Il fallait s'en douter. Après le large succès rencontré par l'e-cigarette, une entreprise néerlandaise - qui s'en étonnera ? - a décidé dans se lancer dans la production d'e-joints. Dans un communiqué, E-Njoint se targue en effet d'avoir inventé et conçu le premier joint électronique au monde. Elle espère faire un tabac en Europe, notamment lors de soirées, festivals ou dans les bars et les boîtes de nuit.
Pour l'heure, une première version, jetable, de cet accessoire est déjà disponible.

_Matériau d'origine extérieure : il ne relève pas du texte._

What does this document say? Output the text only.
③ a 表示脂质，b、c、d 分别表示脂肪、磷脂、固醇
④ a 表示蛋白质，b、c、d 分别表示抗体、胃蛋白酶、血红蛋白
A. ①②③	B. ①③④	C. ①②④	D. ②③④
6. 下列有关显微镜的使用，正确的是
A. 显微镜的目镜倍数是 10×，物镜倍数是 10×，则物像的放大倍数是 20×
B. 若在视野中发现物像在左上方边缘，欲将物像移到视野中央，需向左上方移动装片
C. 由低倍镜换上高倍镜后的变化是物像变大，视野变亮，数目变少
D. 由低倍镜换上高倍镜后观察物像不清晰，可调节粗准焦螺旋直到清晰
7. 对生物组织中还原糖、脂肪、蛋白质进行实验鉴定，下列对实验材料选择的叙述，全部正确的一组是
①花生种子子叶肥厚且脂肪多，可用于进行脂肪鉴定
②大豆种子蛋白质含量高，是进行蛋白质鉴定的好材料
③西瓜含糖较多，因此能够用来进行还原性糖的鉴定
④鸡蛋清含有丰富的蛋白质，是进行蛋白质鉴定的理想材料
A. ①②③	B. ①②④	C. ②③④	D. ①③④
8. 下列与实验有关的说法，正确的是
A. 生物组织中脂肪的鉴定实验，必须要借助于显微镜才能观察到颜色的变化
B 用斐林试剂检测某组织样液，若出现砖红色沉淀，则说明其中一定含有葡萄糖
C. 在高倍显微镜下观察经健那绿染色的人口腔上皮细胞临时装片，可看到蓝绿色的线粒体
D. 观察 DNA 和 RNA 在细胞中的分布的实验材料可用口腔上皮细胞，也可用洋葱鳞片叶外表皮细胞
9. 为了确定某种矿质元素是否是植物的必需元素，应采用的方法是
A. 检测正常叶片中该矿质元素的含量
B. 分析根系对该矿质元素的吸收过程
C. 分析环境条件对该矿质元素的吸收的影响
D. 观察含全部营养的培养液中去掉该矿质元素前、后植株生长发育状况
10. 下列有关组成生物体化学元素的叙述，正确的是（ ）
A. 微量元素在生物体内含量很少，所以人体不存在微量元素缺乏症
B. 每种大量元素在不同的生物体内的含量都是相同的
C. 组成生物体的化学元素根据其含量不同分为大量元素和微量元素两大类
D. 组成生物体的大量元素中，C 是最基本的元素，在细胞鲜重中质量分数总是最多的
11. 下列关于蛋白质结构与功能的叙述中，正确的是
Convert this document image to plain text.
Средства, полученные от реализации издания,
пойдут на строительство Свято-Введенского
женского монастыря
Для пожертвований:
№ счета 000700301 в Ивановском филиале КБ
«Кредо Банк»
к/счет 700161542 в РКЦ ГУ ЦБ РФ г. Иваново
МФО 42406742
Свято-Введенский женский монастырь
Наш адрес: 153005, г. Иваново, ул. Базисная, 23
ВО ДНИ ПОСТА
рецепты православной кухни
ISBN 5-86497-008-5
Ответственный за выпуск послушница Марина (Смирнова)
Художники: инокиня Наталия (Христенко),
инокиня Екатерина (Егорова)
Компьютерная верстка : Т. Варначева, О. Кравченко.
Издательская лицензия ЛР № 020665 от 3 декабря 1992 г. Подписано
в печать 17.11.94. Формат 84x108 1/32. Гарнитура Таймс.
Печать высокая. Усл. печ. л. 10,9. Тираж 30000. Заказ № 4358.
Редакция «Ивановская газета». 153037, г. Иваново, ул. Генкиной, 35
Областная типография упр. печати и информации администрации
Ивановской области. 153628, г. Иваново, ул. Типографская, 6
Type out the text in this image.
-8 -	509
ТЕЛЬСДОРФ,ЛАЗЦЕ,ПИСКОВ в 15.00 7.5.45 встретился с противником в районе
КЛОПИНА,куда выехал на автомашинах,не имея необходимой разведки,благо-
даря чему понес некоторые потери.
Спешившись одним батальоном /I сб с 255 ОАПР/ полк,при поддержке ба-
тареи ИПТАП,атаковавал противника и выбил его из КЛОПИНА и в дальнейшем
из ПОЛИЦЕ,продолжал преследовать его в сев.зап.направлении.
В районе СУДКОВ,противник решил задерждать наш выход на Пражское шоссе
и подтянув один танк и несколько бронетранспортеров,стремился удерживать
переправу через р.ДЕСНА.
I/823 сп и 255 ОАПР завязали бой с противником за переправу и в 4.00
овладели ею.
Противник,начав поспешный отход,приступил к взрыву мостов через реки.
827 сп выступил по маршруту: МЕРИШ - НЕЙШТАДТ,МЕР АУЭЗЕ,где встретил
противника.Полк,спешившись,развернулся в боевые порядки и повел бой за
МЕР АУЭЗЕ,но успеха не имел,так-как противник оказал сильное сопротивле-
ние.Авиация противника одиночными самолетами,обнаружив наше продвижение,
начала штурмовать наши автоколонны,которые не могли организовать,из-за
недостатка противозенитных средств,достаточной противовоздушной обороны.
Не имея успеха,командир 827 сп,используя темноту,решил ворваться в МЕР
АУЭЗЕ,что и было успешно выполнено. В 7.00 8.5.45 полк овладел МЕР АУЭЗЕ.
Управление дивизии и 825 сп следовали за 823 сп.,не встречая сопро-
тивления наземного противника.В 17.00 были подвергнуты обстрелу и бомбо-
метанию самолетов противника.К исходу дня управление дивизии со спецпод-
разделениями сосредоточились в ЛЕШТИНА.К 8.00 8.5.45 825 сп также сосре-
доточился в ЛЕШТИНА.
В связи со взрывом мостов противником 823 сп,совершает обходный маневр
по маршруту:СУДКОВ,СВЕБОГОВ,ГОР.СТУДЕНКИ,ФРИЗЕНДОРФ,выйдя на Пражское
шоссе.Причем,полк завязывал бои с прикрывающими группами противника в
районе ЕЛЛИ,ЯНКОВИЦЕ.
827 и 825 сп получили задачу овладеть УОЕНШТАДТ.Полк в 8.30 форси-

Le liquide injecté ne contient ni THC (la molécule tétrahydrocannabinol contenue dans le cannabis), ni tabac, ni nicotine mais seulement des arômes fruités qui s'apparentent à ceux destinés à l'e-cigarette. Son aspect évoque la forme conique d'un vrai " pétard " et, à chaque bouffée qu'aspire son utilisateur, une feuille de cannabis verte s'allume à son extrémité et brille à travers le revêtement chromé.
" Cet e-joint est totalement inoffensif et conforme à 100% à la plupart des législations ", assure l'entreprise qui produit déjà 10.000 unités par jour et les distribue dans toute l'Europe.
Inoffensif ? Pour l'instant car la société néerlandaise ne cache pas qu'elle s'apprête à commercialiser deux autres versions : l'E-Njoint Rechargeable et l'E-Njoint Vaporizer. Le premier pourra être rempli de solutions liquides à base de vrai cannabis dont la composition et la dose peuvent être ajustées à chaque utilisateur, le second permettra de son côté de fumer des herbes sèches, et donc de la marijuana. " Tant que vous n'ennuyez ni n'agressez personne et restez dans les limites de la légalité, tout ira bien ", avance le P-DG de la société, Menno Contant.
En ce qui concerne l'E-Njoint Rechargeable, les promoteurs du projet évoquent un " but médical ", avec des recharges plus ou moins concentrées en cannabis. Ils expliquent par ailleurs être en négociations avec Tikun Olam, la principale entreprise israélienne de culture de la marijuana à usage médical, " afin d'acquérir l'expertise qui permettra de transformer nos créations en produits de santé. " Une option qui pourrait être appréciée dans les pays où la consommation sur prescription médicale existe.
Reste à savoir comment les autorités européennes et les gouvernements de chaque pays légiféreront sur l'e-joint. Hormis les nations qui ont déjà légalisé l'usage du cannabis, il est peu probable que les deux nouvelles versions recueillent l'approbation des autorités sanitaires et ce d'autant plus que le dispositif pose, tout comme l'e-cigarette, la question du risque d'incitation à l'expérimentation du vrai cannabis.